Wednesday, September 9, 2009

Chicha, Tipon, Desfiles





I have been reading Aves sin nido in class and I think I will finish it this week. That is not because I can read fast in Castellano, but because we keep skipping the chapters where nothing important happens. It is an interesting book but makes me mad at priests. Other than that, my classes are excellent. One day for class I went to the pueblo of Lamay in the Sacred Valley with Dr. Decoster to watch a parade for Santa Rosa. I forgot my camera for that event. But don’t worry, there are always parades in the busy streets. The colors and music and movement were incredible and done with a kind of passion and excitement that is not usually seen in the states. We sat down at a table in the plaza and a woman brought us chicharrones (fried pork) and lamb’s head soup. I didn’t eat any of the meat in the soup. We drank cerveza after cerveza and some of the doctor’s friends came over with their guitar and mandolin. They started drinking and playing and singing and sweating from beneath their sombreros in the hot sun. It is moments like that that remind you how good life is. And then I rode the hour-long return trip in the back of a jeep, having to pee, and sitting with two very large dogs. I was lucky though, because they were very nice and very clean.
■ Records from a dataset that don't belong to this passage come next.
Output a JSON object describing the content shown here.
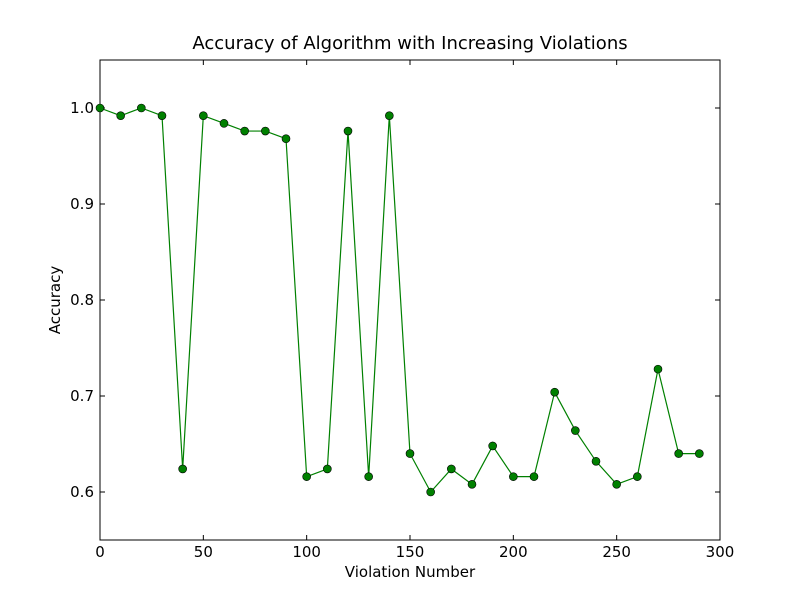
{
  "chart_data": {
    "type": "line",
    "title": "Accuracy of Algorithm with Increasing Violations",
    "xlabel": "Violation Number",
    "ylabel": "Accuracy",
    "xlim": [
      0,
      300
    ],
    "ylim": [
      0.55,
      1.05
    ],
    "x_ticks": [
      0,
      50,
      100,
      150,
      200,
      250,
      300
    ],
    "x_tick_labels": [
      "0",
      "50",
      "100",
      "150",
      "200",
      "250",
      "300"
    ],
    "y_ticks": [
      0.6,
      0.7,
      0.8,
      0.9,
      1.0
    ],
    "y_tick_labels": [
      "0.6",
      "0.7",
      "0.8",
      "0.9",
      "1.0"
    ],
    "grid": false,
    "legend": "none",
    "series": [
      {
        "color": "#008000",
        "marker": "circle",
        "x": [
          0,
          10,
          20,
          30,
          40,
          50,
          60,
          70,
          80,
          90,
          100,
          110,
          120,
          130,
          140,
          150,
          160,
          170,
          180,
          190,
          200,
          210,
          220,
          230,
          240,
          250,
          260,
          270,
          280,
          290
        ],
        "y": [
          1.0,
          0.992,
          1.0,
          0.992,
          0.624,
          0.992,
          0.984,
          0.976,
          0.976,
          0.968,
          0.616,
          0.624,
          0.976,
          0.616,
          0.992,
          0.64,
          0.6,
          0.624,
          0.608,
          0.648,
          0.616,
          0.616,
          0.704,
          0.664,
          0.632,
          0.608,
          0.616,
          0.728,
          0.64,
          0.64
        ]
      }
    ]
  }
}
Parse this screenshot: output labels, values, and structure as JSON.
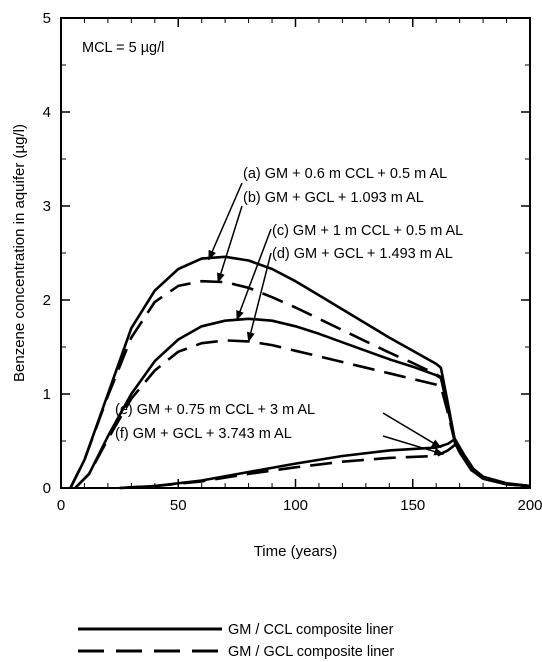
{
  "chart_data": {
    "type": "line",
    "title": "",
    "xlabel": "Time (years)",
    "ylabel": "Benzene concentration in aquifer (µg/l)",
    "xlim": [
      0,
      200
    ],
    "ylim": [
      0,
      5
    ],
    "xticks": [
      0,
      50,
      100,
      150,
      200
    ],
    "yticks": [
      0,
      1,
      2,
      3,
      4,
      5
    ],
    "grid": false,
    "inset_note": "MCL = 5 µg/l",
    "series": [
      {
        "label": "(a) GM + 0.6 m CCL + 0.5 m AL",
        "style": "solid",
        "x": [
          4,
          10,
          20,
          30,
          40,
          50,
          60,
          70,
          80,
          90,
          100,
          110,
          120,
          130,
          140,
          150,
          160,
          162,
          165,
          168,
          170,
          175,
          180,
          190,
          200
        ],
        "y": [
          0,
          0.3,
          1.0,
          1.7,
          2.1,
          2.33,
          2.44,
          2.46,
          2.42,
          2.33,
          2.2,
          2.05,
          1.9,
          1.75,
          1.6,
          1.46,
          1.32,
          1.28,
          0.9,
          0.5,
          0.4,
          0.2,
          0.1,
          0.04,
          0.02
        ]
      },
      {
        "label": "(b) GM + GCL + 1.093 m AL",
        "style": "dashed",
        "x": [
          4,
          10,
          20,
          30,
          40,
          50,
          60,
          70,
          80,
          90,
          100,
          110,
          120,
          130,
          140,
          150,
          160,
          162,
          165,
          168,
          170,
          175,
          180,
          190,
          200
        ],
        "y": [
          0,
          0.3,
          0.98,
          1.6,
          1.98,
          2.15,
          2.2,
          2.19,
          2.13,
          2.03,
          1.92,
          1.8,
          1.68,
          1.56,
          1.44,
          1.33,
          1.21,
          1.18,
          0.85,
          0.48,
          0.38,
          0.19,
          0.1,
          0.04,
          0.02
        ]
      },
      {
        "label": "(c) GM + 1 m CCL + 0.5 m AL",
        "style": "solid",
        "x": [
          6,
          12,
          20,
          30,
          40,
          50,
          60,
          70,
          80,
          90,
          100,
          110,
          120,
          130,
          140,
          150,
          160,
          162,
          165,
          168,
          170,
          175,
          180,
          190,
          200
        ],
        "y": [
          0,
          0.15,
          0.55,
          1.0,
          1.35,
          1.58,
          1.72,
          1.78,
          1.8,
          1.78,
          1.72,
          1.64,
          1.55,
          1.46,
          1.37,
          1.29,
          1.2,
          1.17,
          0.85,
          0.5,
          0.4,
          0.2,
          0.1,
          0.04,
          0.02
        ]
      },
      {
        "label": "(d) GM + GCL + 1.493 m AL",
        "style": "dashed",
        "x": [
          6,
          12,
          20,
          30,
          40,
          50,
          60,
          70,
          80,
          90,
          100,
          110,
          120,
          130,
          140,
          150,
          160,
          162,
          165,
          168,
          170,
          175,
          180,
          190,
          200
        ],
        "y": [
          0,
          0.15,
          0.52,
          0.95,
          1.25,
          1.45,
          1.54,
          1.57,
          1.56,
          1.52,
          1.46,
          1.4,
          1.34,
          1.28,
          1.22,
          1.16,
          1.1,
          1.08,
          0.8,
          0.48,
          0.38,
          0.19,
          0.1,
          0.04,
          0.02
        ]
      },
      {
        "label": "(e) GM + 0.75 m CCL + 3 m AL",
        "style": "solid",
        "x": [
          25,
          40,
          60,
          80,
          100,
          120,
          140,
          160,
          165,
          168,
          172,
          176,
          180,
          190,
          200
        ],
        "y": [
          0,
          0.02,
          0.08,
          0.17,
          0.26,
          0.34,
          0.4,
          0.43,
          0.47,
          0.52,
          0.35,
          0.2,
          0.12,
          0.05,
          0.02
        ]
      },
      {
        "label": "(f) GM + GCL + 3.743 m AL",
        "style": "dashed",
        "x": [
          25,
          40,
          60,
          80,
          100,
          120,
          140,
          160,
          165,
          168,
          172,
          176,
          180,
          190,
          200
        ],
        "y": [
          0,
          0.02,
          0.07,
          0.15,
          0.22,
          0.28,
          0.32,
          0.34,
          0.4,
          0.46,
          0.33,
          0.19,
          0.11,
          0.05,
          0.02
        ]
      }
    ],
    "annotations": [
      {
        "label": "(a) GM + 0.6 m CCL + 0.5 m AL",
        "target": [
          63,
          2.43
        ]
      },
      {
        "label": "(b) GM + GCL + 1.093 m AL",
        "target": [
          67,
          2.19
        ]
      },
      {
        "label": "(c) GM + 1 m CCL + 0.5 m AL",
        "target": [
          75,
          1.79
        ]
      },
      {
        "label": "(d) GM + GCL + 1.493 m AL",
        "target": [
          80,
          1.56
        ]
      },
      {
        "label": "(e) GM + 0.75 m CCL + 3 m AL",
        "target": [
          162,
          0.43
        ]
      },
      {
        "label": "(f) GM + GCL + 3.743 m AL",
        "target": [
          163,
          0.36
        ]
      }
    ],
    "legend": {
      "placement": "bottom",
      "entries": [
        {
          "label": "GM / CCL composite liner",
          "style": "solid"
        },
        {
          "label": "GM / GCL composite liner",
          "style": "dashed"
        }
      ]
    }
  }
}
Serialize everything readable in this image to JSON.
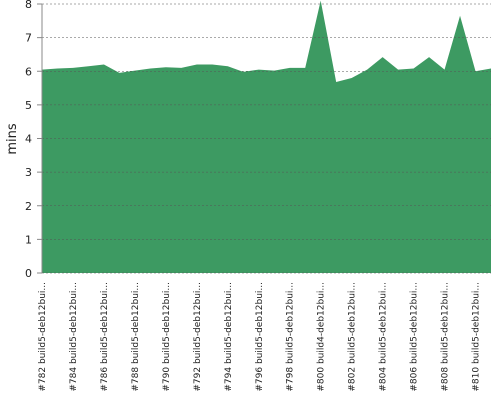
{
  "chart_data": {
    "type": "area",
    "y_label": "mins",
    "color": "#3d9a62",
    "grid": true,
    "categories": [
      "#782 build5-deb12bui...",
      null,
      "#784 build5-deb12bui...",
      null,
      "#786 build5-deb12bui...",
      null,
      "#788 build5-deb12bui...",
      null,
      "#790 build5-deb12bui...",
      null,
      "#792 build5-deb12bui...",
      null,
      "#794 build5-deb12bui...",
      null,
      "#796 build5-deb12bui...",
      null,
      "#798 build5-deb12bui...",
      null,
      "#800 build4-deb12bui...",
      null,
      "#802 build5-deb12bui...",
      null,
      "#804 build5-deb12bui...",
      null,
      "#806 build5-deb12bui...",
      null,
      "#808 build5-deb12bui...",
      null,
      "#810 build5-deb12bui...",
      null
    ],
    "values": [
      6.05,
      6.08,
      6.1,
      6.15,
      6.2,
      5.95,
      6.02,
      6.08,
      6.12,
      6.1,
      6.2,
      6.2,
      6.15,
      5.98,
      6.05,
      6.02,
      6.1,
      6.1,
      8.1,
      5.68,
      5.8,
      6.05,
      6.42,
      6.05,
      6.08,
      6.42,
      6.05,
      7.65,
      6.0,
      6.08
    ],
    "ylim": [
      0,
      8
    ],
    "yticks": [
      0,
      1,
      2,
      3,
      4,
      5,
      6,
      7,
      8
    ]
  }
}
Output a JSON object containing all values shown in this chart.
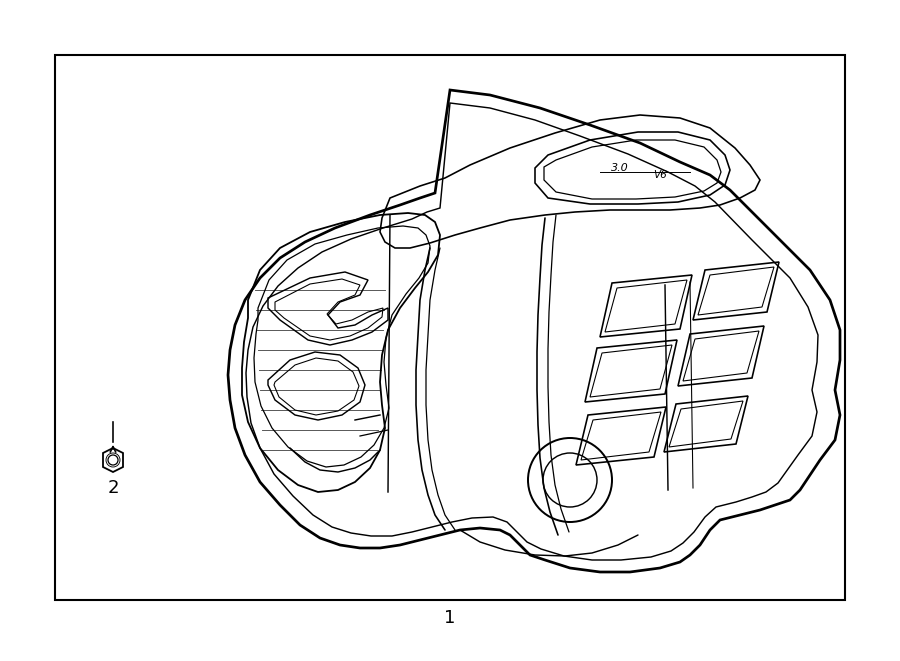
{
  "fig_width": 9.0,
  "fig_height": 6.61,
  "dpi": 100,
  "bg_color": "#ffffff",
  "border_color": "#000000",
  "line_color": "#000000",
  "border_lw": 1.5,
  "part_lw": 1.3,
  "label1_text": "1",
  "label2_text": "2",
  "font_size_labels": 13
}
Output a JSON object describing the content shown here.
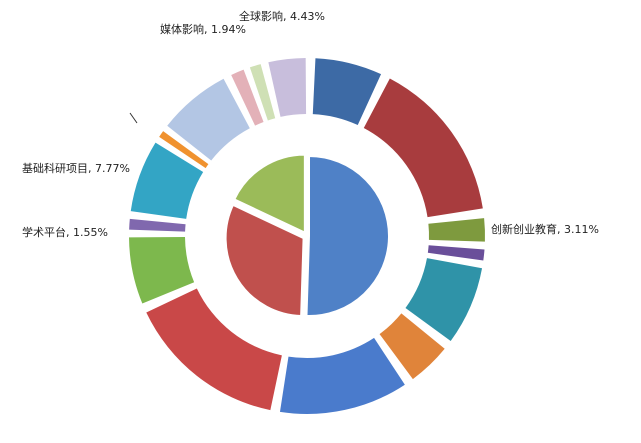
{
  "chart_data": {
    "type": "pie",
    "title": "",
    "inner": {
      "values": [
        50.5,
        31.5,
        18.0
      ],
      "colors": [
        "#4f81c7",
        "#c0504d",
        "#9bbb59"
      ]
    },
    "outer": {
      "values": [
        7.26,
        16.4,
        3.11,
        1.6,
        8.38,
        5.03,
        13.13,
        16.2,
        7.26,
        1.55,
        7.77,
        1.0,
        7.82,
        1.94,
        1.62,
        4.43
      ],
      "colors": [
        "#3d6aa5",
        "#a83c3e",
        "#7e9a3e",
        "#6a4f9a",
        "#2f93a8",
        "#e0843a",
        "#4a7bcc",
        "#c94848",
        "#7db84d",
        "#8068ae",
        "#33a5c5",
        "#f0922f",
        "#b3c6e4",
        "#e3b1b8",
        "#cfe0b5",
        "#c8bedc"
      ],
      "labels": [
        {
          "index": 2,
          "text": "创新创业教育, 3.11%"
        },
        {
          "index": 9,
          "text": "学术平台, 1.55%"
        },
        {
          "index": 10,
          "text": "基础科研项目, 7.77%"
        },
        {
          "index": 13,
          "text": "媒体影响, 1.94%"
        },
        {
          "index": 15,
          "text": "全球影响, 4.43%"
        }
      ]
    }
  }
}
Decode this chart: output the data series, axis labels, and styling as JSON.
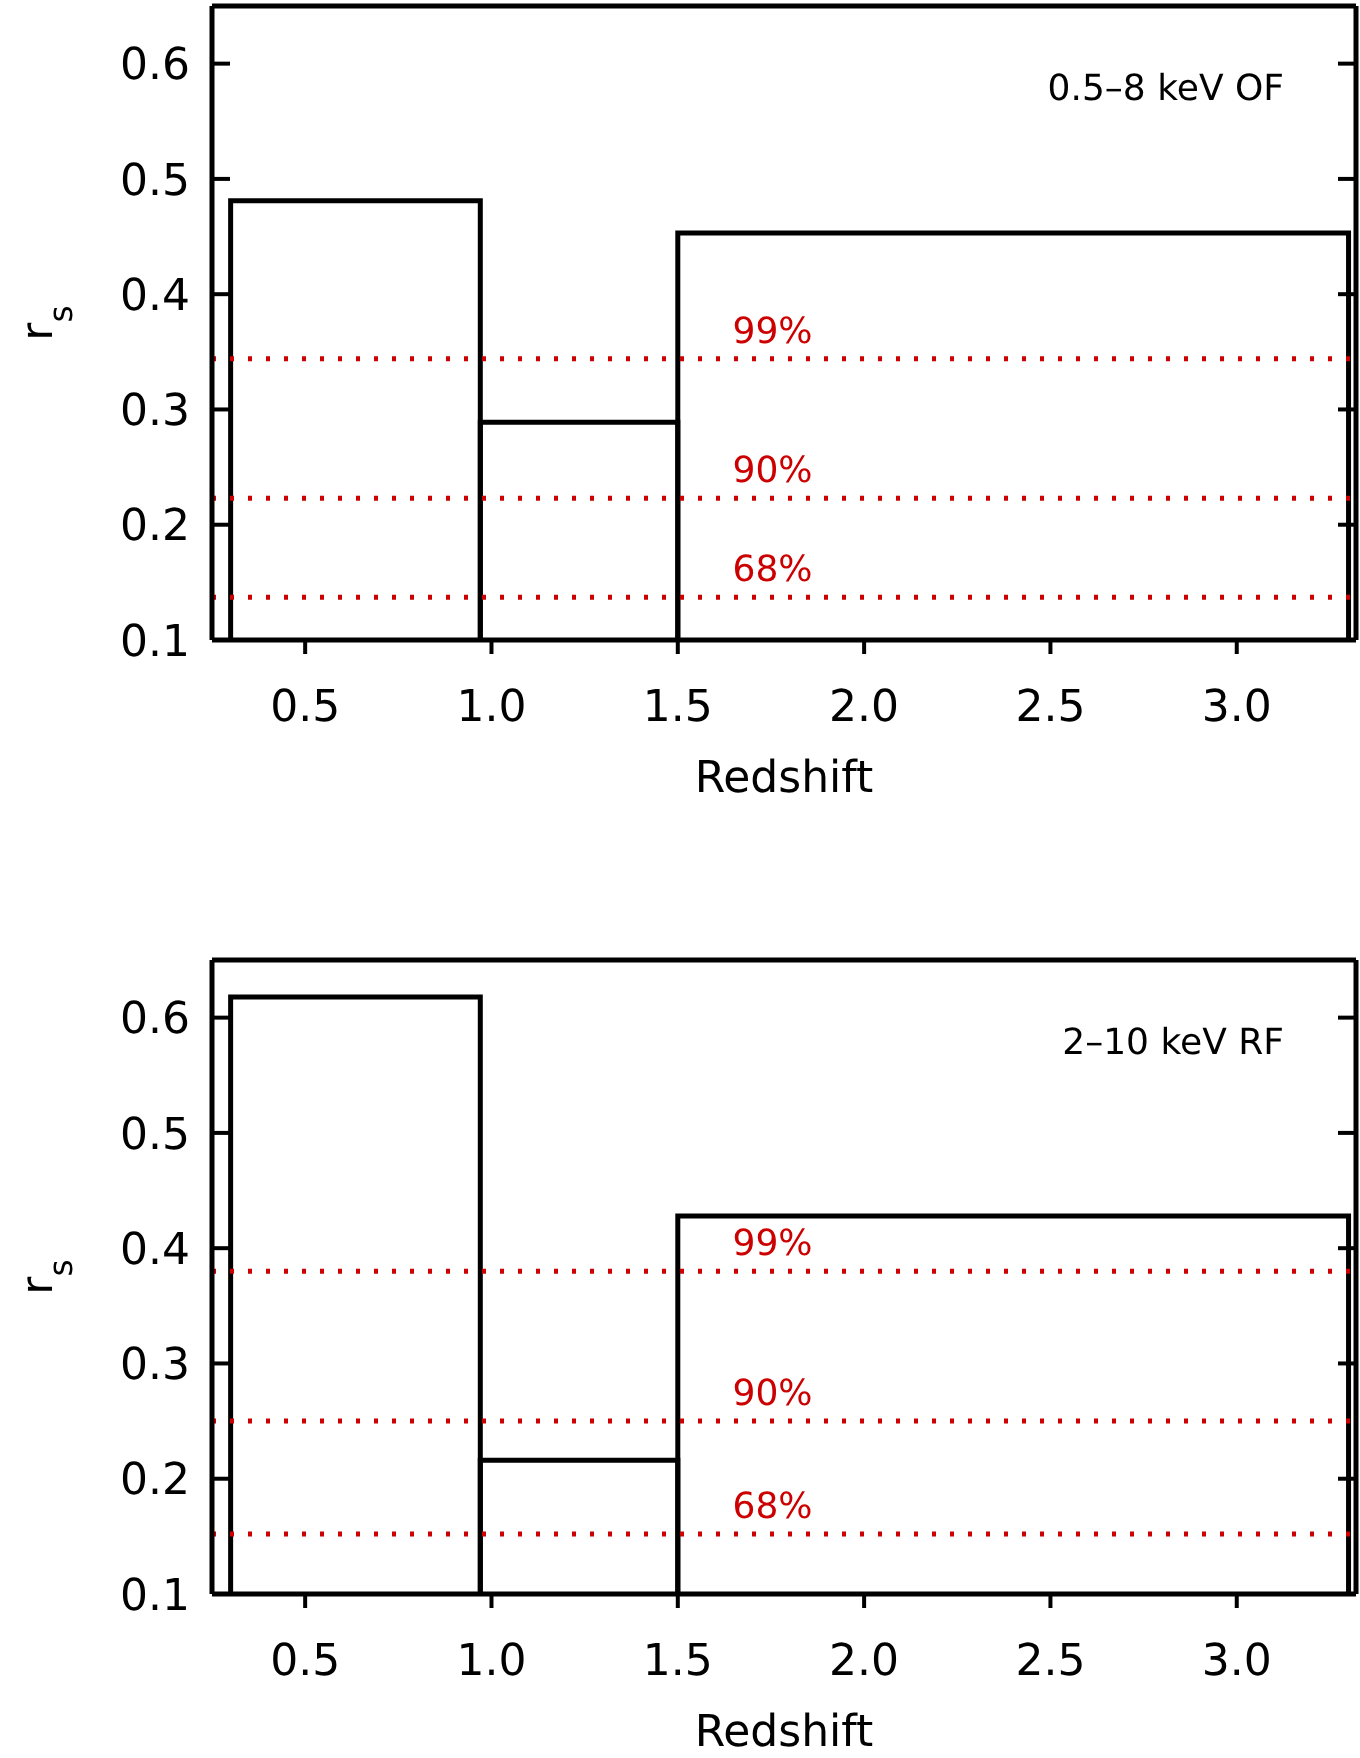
{
  "chart_data": [
    {
      "type": "histogram",
      "bins": [
        0.3,
        0.97,
        1.5,
        3.3
      ],
      "values": [
        0.481,
        0.289,
        0.453
      ],
      "color": "#000000",
      "xlabel": "Redshift",
      "ylabel": "r$_{s}$",
      "xlim": [
        0.25,
        3.32
      ],
      "xticks": [
        0.5,
        {
          "value": 1,
          "label": "1.0"
        },
        1.5,
        {
          "value": 2,
          "label": "2.0"
        },
        2.5,
        {
          "value": 3,
          "label": "3.0"
        }
      ],
      "ylim": [
        0.1,
        0.65
      ],
      "yticks": [
        0.1,
        0.2,
        0.3,
        0.4,
        0.5,
        0.6
      ],
      "ref_lines": [
        {
          "axis": "y",
          "value": 0.344,
          "color": "#cc0000",
          "line_style": "dotted"
        },
        {
          "axis": "y",
          "value": 0.223,
          "color": "#cc0000",
          "line_style": "dotted"
        },
        {
          "axis": "y",
          "value": 0.137,
          "color": "#cc0000",
          "line_style": "dotted"
        }
      ],
      "annotations": [
        "0.5–8 keV OF",
        {
          "text": "99%",
          "y": 0.344
        },
        {
          "text": "90%",
          "y": 0.223
        },
        {
          "text": "68%",
          "y": 0.137
        }
      ]
    },
    {
      "type": "histogram",
      "bins": [
        0.3,
        0.97,
        1.5,
        3.3
      ],
      "values": [
        0.618,
        0.216,
        0.428
      ],
      "color": "#000000",
      "xlabel": "Redshift",
      "ylabel": "r$_{s}$",
      "xlim": [
        0.25,
        3.32
      ],
      "xticks": [
        0.5,
        {
          "value": 1,
          "label": "1.0"
        },
        1.5,
        {
          "value": 2,
          "label": "2.0"
        },
        2.5,
        {
          "value": 3,
          "label": "3.0"
        }
      ],
      "ylim": [
        0.1,
        0.65
      ],
      "yticks": [
        0.1,
        0.2,
        0.3,
        0.4,
        0.5,
        0.6
      ],
      "ref_lines": [
        {
          "axis": "y",
          "value": 0.38,
          "color": "#cc0000",
          "line_style": "dotted"
        },
        {
          "axis": "y",
          "value": 0.25,
          "color": "#cc0000",
          "line_style": "dotted"
        },
        {
          "axis": "y",
          "value": 0.152,
          "color": "#cc0000",
          "line_style": "dotted"
        }
      ],
      "annotations": [
        "2–10 keV RF",
        {
          "text": "99%",
          "y": 0.38
        },
        {
          "text": "90%",
          "y": 0.25
        },
        {
          "text": "68%",
          "y": 0.152
        }
      ]
    }
  ]
}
Another day, my profesora Jacky and I went out in the streets to watch another parade and drink Chicha, which is the sacred beverage of the Inkas thought to be the blood of the sun god, and which is made from fermented corn and fruit.

Some new volunteer/students came and we had dinner together in the plaza before Stacie had to leave and go back to her home in Hawaii. It was a good night. Kelsi and Simone are the two new volunteers, and we met some of Kelsi’s Peruvian friends that she knows through some strange connection of people. After hanging out in a quiet restaurant that they may or may not have owned, we went out to a club to dance. The music was all from the States but it was loud and good and we danced until it was hard to breathe. Then we ran out sweaty in the street and kept on dancing to the music as it bounced off of the stone walls of the plaza. People were watching us, and children were trying to sell us gum, but everything was good.

There is a small café here called Café Tinku and they serve fresh teas. That means that when I ask for a cup of lemongrass or mint tea, I get a cup of hot water with fresh-cut blades of grass, or fresh-picked mint leaves. It is delicious.

The other day, I went to a huge parade with my family and Simone and I did get some pictures and videos from it. It was a parade celebrating tourism and it took over the entire Plaza. I got burned crispy in the sun and then went to class, and then shopping, and then ended the night watching football with my family. They like to take trips out to the campo every weekend and this time, they took me to the ruins of Tipón, the site of the Incan cult of the water. Way up high in the mountains there are paths and fields carved out of the stone. Levitating stairways protrude from the walls and lead up to more levels of fields and more walls. And all along the walls runs a constant stream of pure cold water. Juan Diego and I dipped our hats in the stream and then put them on our heads with the cold water running down our backs. And it was ancient holy mystical water from the Incan spring that burbles constantly from the rocks. Tío Ronaldo explained to me the history of the stone walls and the water and the flowers with almost magical healing powers. Later we went to a little cuyería with a mud-made oven and ate cuy (guinea pig). There was no door and the flies and dogs and a parrot came in and out as they pleased. Mama Irma crushed the skull to get a bone, and then crushed that bone to get another bone smaller than a freckle that has legend to be a good health charm.

The charm didn’t really work though because I am now suffering from the effects of the chicha that I had with my professor, and have been doing so for four days now. It is not fun and I don’t want to eat anything. But I am drinking a lot of potions that Mama Irma is making for me from exotic herbs and seeds that are bright bright purple.